KOTA – Menjamurnya parkir liar membuat Dinas Perhubungan (Dishub) kewalahan. Untuk mengantisipasinya, petugas bakal menggunakan gembok agar pengendara kapok. Kendati sudah ada wacana, namun hingga kini gembok tersebut belum jelas.

Pantauan Jawa Pos Radar Kudus kemarin, masih banyak parkir sembarangan. Misalnya di Jalan Jenderal Sudirman, Jalan Menara, dan Jalan Sunan Kudus. Padahal jalan tersebut dilarang parkir. Khusus untuk Jalan Jenderal Sudirman justru membuat macet pengendara lain.

Plt Kepala Dishub Kudus Sam’ani Inkatoris melalui Kabid Lalu Lintas dan Angkutan Umum Puput Sri Kuncoro mengatakan, penggembokan seharusnya sudah dilaksanakan tahun lalu. Namun saat ini belum ada peraturannya. Dishub pun belum bisa memberlakukan penggembokan.

Dia mengatakan, saat penggembokan sudah dilakukan, pihaknya akan menerjunkan tim khusus memantau parkir liar.
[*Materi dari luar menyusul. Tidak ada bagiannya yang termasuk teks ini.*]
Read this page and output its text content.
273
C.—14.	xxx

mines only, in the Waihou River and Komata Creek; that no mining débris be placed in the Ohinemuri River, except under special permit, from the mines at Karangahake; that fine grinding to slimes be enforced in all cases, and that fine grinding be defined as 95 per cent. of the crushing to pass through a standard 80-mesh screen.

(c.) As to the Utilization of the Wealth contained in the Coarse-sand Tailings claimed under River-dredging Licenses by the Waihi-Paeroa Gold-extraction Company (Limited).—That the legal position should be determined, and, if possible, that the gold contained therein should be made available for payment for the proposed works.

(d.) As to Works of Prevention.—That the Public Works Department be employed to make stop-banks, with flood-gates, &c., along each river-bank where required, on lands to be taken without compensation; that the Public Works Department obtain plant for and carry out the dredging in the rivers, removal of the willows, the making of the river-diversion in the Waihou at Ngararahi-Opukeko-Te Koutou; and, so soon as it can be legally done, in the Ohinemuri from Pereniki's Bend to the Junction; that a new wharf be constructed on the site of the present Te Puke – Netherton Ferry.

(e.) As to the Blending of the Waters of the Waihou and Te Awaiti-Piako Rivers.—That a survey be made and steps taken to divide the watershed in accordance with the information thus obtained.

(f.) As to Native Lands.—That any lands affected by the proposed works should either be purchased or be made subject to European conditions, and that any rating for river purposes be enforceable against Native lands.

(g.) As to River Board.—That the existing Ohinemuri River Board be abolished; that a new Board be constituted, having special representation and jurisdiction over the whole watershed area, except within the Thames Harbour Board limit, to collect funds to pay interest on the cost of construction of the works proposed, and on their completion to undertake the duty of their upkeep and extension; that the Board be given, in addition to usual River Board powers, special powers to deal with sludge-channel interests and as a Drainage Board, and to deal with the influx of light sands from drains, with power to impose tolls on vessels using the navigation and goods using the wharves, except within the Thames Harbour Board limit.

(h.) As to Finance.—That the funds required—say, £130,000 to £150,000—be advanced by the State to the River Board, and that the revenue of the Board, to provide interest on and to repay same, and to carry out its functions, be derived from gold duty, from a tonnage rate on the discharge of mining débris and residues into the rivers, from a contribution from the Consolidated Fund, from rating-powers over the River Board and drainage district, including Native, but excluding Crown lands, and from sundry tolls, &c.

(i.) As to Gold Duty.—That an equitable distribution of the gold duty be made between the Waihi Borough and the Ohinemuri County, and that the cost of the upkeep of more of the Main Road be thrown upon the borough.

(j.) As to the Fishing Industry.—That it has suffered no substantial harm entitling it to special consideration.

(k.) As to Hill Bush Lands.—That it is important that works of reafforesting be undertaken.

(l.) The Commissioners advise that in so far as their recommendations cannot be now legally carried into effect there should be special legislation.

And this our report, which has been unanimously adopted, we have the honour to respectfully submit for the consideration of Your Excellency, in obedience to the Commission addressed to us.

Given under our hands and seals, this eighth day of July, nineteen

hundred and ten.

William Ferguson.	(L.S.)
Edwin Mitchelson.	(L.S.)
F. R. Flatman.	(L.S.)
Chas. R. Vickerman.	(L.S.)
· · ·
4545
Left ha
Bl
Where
Ketika ada parkir liar, tim tersebut langsung melakukan penggembokan. ”Nantinya pemilik kendaraan akan datang ke kantor untuk melepaskan gembok sekaligus mendapatkan pembinaan,” ungkapnya.

Dia mengaku sudah tersedia 20-30 gembok dengan berbagai ukuran. Dengan rincian gembok motor, mobil pribadi, truk, hingga tronton. ”Ukurannya pun berbeda. Semakin besar kendaraan semakin besar pula gemboknya,” jelasnya Putut.

Nantinya penertiban ini dilakukan seminggu tiga hingga empat kali. Namun hal ini tergantung dengan kondisi dan siatuasi.